I wonder what gives the seed company the ultimate unquestionable authority of which strain is which. One can order seeds of the same "strain" from several different seed companies and end up with several completely different plants with completely different charactaristics. I was under the impression that a "strain" was a stabilized variety of plants with very similar charactaristics (potency, growth pattern, type of "high" produced, maturation time). I had been curious about the reasoning behind this(numerous seed companies having the same "strain" but very different products) and did a little research. According to Ed Rosenthal's "Best of Ask Ed" book during the eighties and part of the early nineties many breeders were crossing different varieties and creating their own hybrid strains, but most did not focus on stabilizing their new strains, thus creating a large variance in the charictaristics of the offspring of these "strains". It seems to me that by definition, the large variances in the charactaristics of the plants of the same strain kind of defeat the purpose of a "strain" and thus they only an unstabilized hybrid to me at that point.

Of the breeders that did work on stabilizing their strains many would start off with similar strains (usually skunk or haze at that time), but through selective breeding for the charactaristics that each breeder preferred(often the preferred charactaristics differed from breeder to breeder) you would end up with very different plants with the same name and the same(or similar) geneology, but were called the same strain. Thus you have one version of a strain from company and a different version of the strain(with very different traits) from a different company, although they are called the same strain. Again, as with earlier, by definition you cannot have plants with very differing characteristics and call them a single strain, although in this case they may have been stabilized, the same "strain" from different breeders is, in fact, not the same strain or different versions of the same strain, but many different strains with the same name(like i said earlier they may have the same or similar geneology, but the preferred charactaristics from breeder to breeder changed, thus changing the genetic traits which were brought forward from generation to generation, thus creating entirely different strains)

If you plan on breeding and know the name of the strain, make sure you include the original source of the strain you have with the name of the strain so people know which kush, skunk, haze etc your talking about and so the correct breeder gets credit. If you don't know the name of the strain don't name it until you have bred it(through crossing) and stabilized it(through backcrossing normally) to the chractaristics that you prefer, developing your own variety.

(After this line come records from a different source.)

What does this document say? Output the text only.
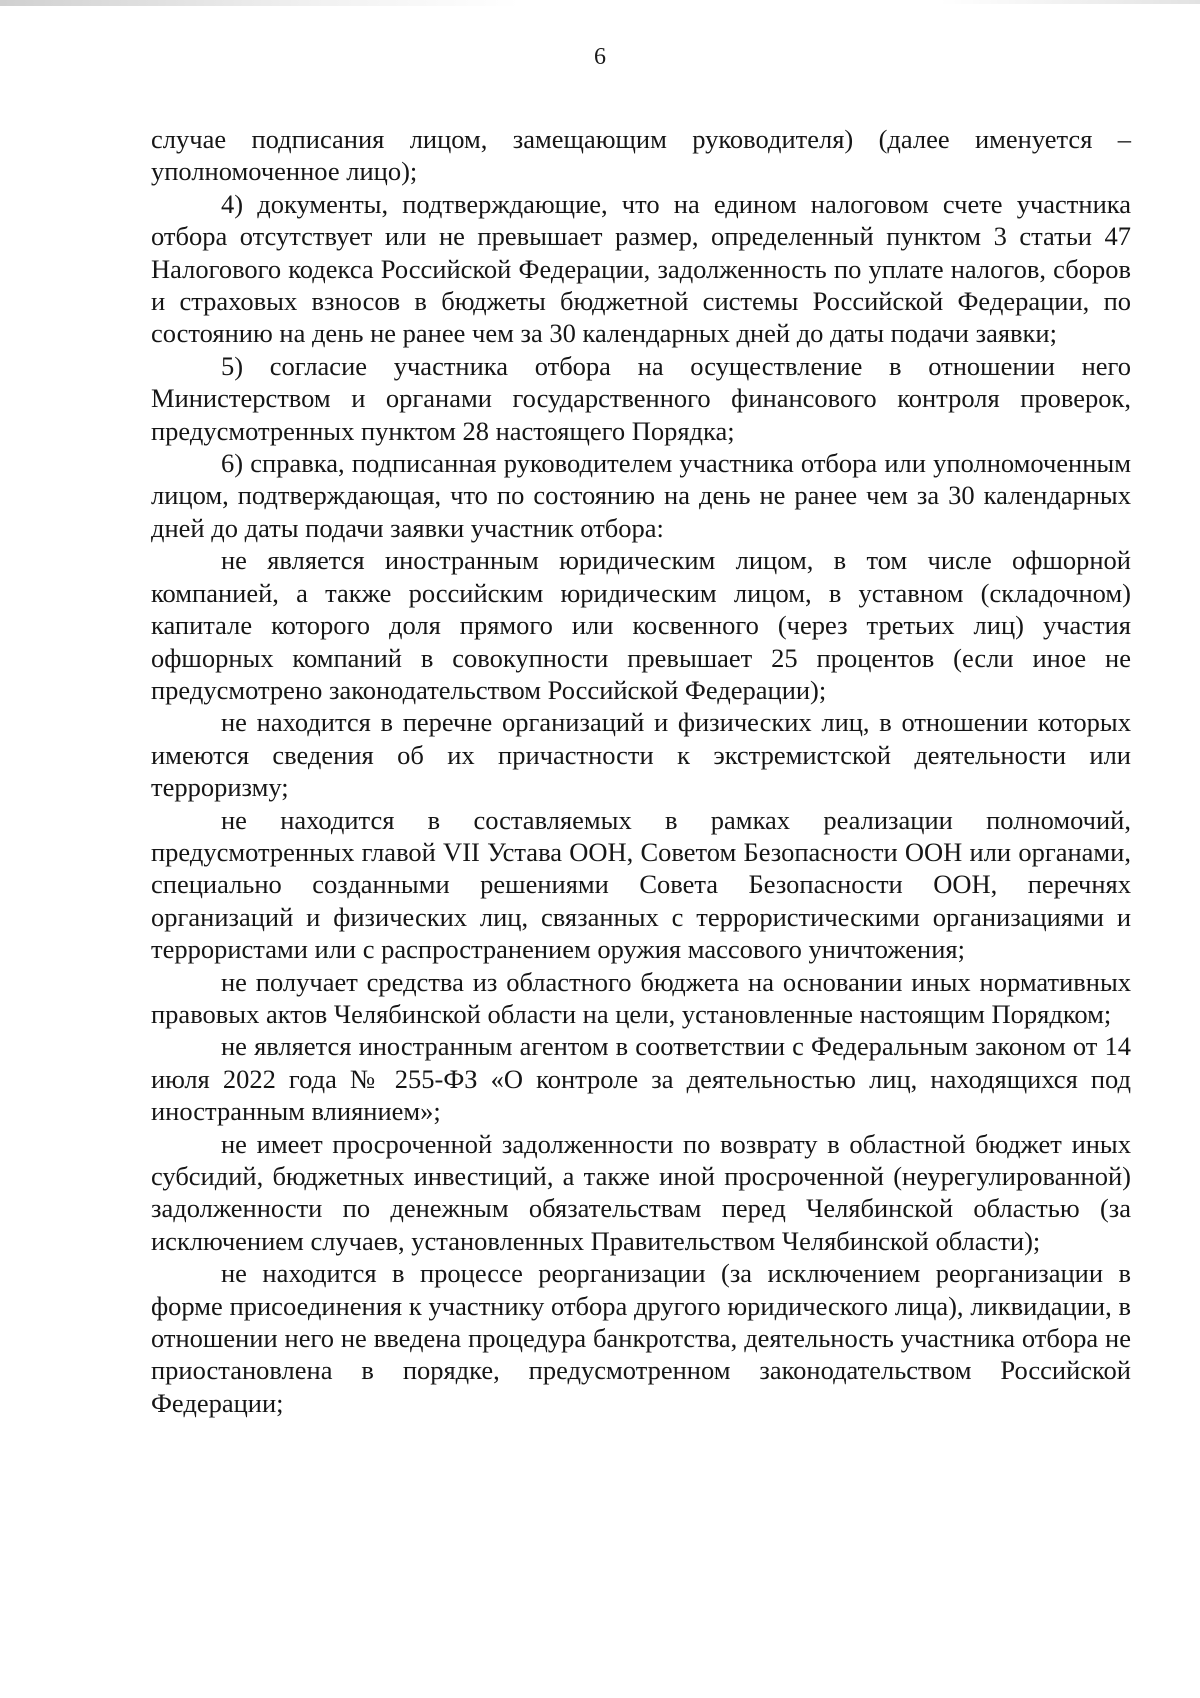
6

случае подписания лицом, замещающим руководителя) (далее именуется – уполномоченное лицо);

4) документы, подтверждающие, что на едином налоговом счете участника отбора отсутствует или не превышает размер, определенный пунктом 3 статьи 47 Налогового кодекса Российской Федерации, задолженность по уплате налогов, сборов и страховых взносов в бюджеты бюджетной системы Российской Федерации, по состоянию на день не ранее чем за 30 календарных дней до даты подачи заявки;

5) согласие участника отбора на осуществление в отношении него Министерством и органами государственного финансового контроля проверок, предусмотренных пунктом 28 настоящего Порядка;

6) справка, подписанная руководителем участника отбора или уполномоченным лицом, подтверждающая, что по состоянию на день не ранее чем за 30 календарных дней до даты подачи заявки участник отбора:

не является иностранным юридическим лицом, в том числе офшорной компанией, а также российским юридическим лицом, в уставном (складочном) капитале которого доля прямого или косвенного (через третьих лиц) участия офшорных компаний в совокупности превышает 25 процентов (если иное не предусмотрено законодательством Российской Федерации);

не находится в перечне организаций и физических лиц, в отношении которых имеются сведения об их причастности к экстремистской деятельности или терроризму;

не находится в составляемых в рамках реализации полномочий, предусмотренных главой VII Устава ООН, Советом Безопасности ООН или органами, специально созданными решениями Совета Безопасности ООН, перечнях организаций и физических лиц, связанных с террористическими организациями и террористами или с распространением оружия массового уничтожения;

не получает средства из областного бюджета на основании иных нормативных правовых актов Челябинской области на цели, установленные настоящим Порядком;

не является иностранным агентом в соответствии с Федеральным законом от 14 июля 2022 года № 255-ФЗ «О контроле за деятельностью лиц, находящихся под иностранным влиянием»;

не имеет просроченной задолженности по возврату в областной бюджет иных субсидий, бюджетных инвестиций, а также иной просроченной (неурегулированной) задолженности по денежным обязательствам перед Челябинской областью (за исключением случаев, установленных Правительством Челябинской области);

не находится в процессе реорганизации (за исключением реорганизации в форме присоединения к участнику отбора другого юридического лица), ликвидации, в отношении него не введена процедура банкротства, деятельность участника отбора не приостановлена в порядке, предусмотренном законодательством Российской Федерации;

I also suggest NOT naming it the same as a known strain you think it is similar to(no matter how close) because although the charactaristics might be very similar, the genetics are, more than likely, vastly different, and trying to cross it with the known strain would produce an entirely different hybrid, thus showing you it is not the same strain. Come up with a completely original name, that way there is minimal confusion as to which is which and so that credit(good or bad) is not incorrectly directed toward a breeder/s who had nothing to do with genetic history of your strain.

For those who may disagree, I welcome your comments. just think about this for a moment, the original breeders of many strains were not able to work with stabilized varieties in the first place, they took feral plants and crossbred them and eventually stabilized them for the charactaristics they preferred thus creating their own strains. The principle behind my argument follows the same basis. You are taking plants with varied traits
(just like feral plants) and selectively breeding and stabilizing them for the charactaristics you prefer, thus creating YOUR own strain. For those who may say "what about the original mexican, afghani, thai, hawaiian strains that were used as the basis for modern stabilized strains?" They were not strains, they were groupings of feral(although cultivated) plants based primarily on geographical location. The reasoning for the specific groupings were that a broad range of characteristics may have been common or specific to one group and not the others. However, within each grouping there is also a huge variance of traits from plant to plant. Therefore they were not really a strain, they were more or less simply a group of plants of the same species which share geographical location and a few similar traits, but in reality have vastly charactaristics within that grouping.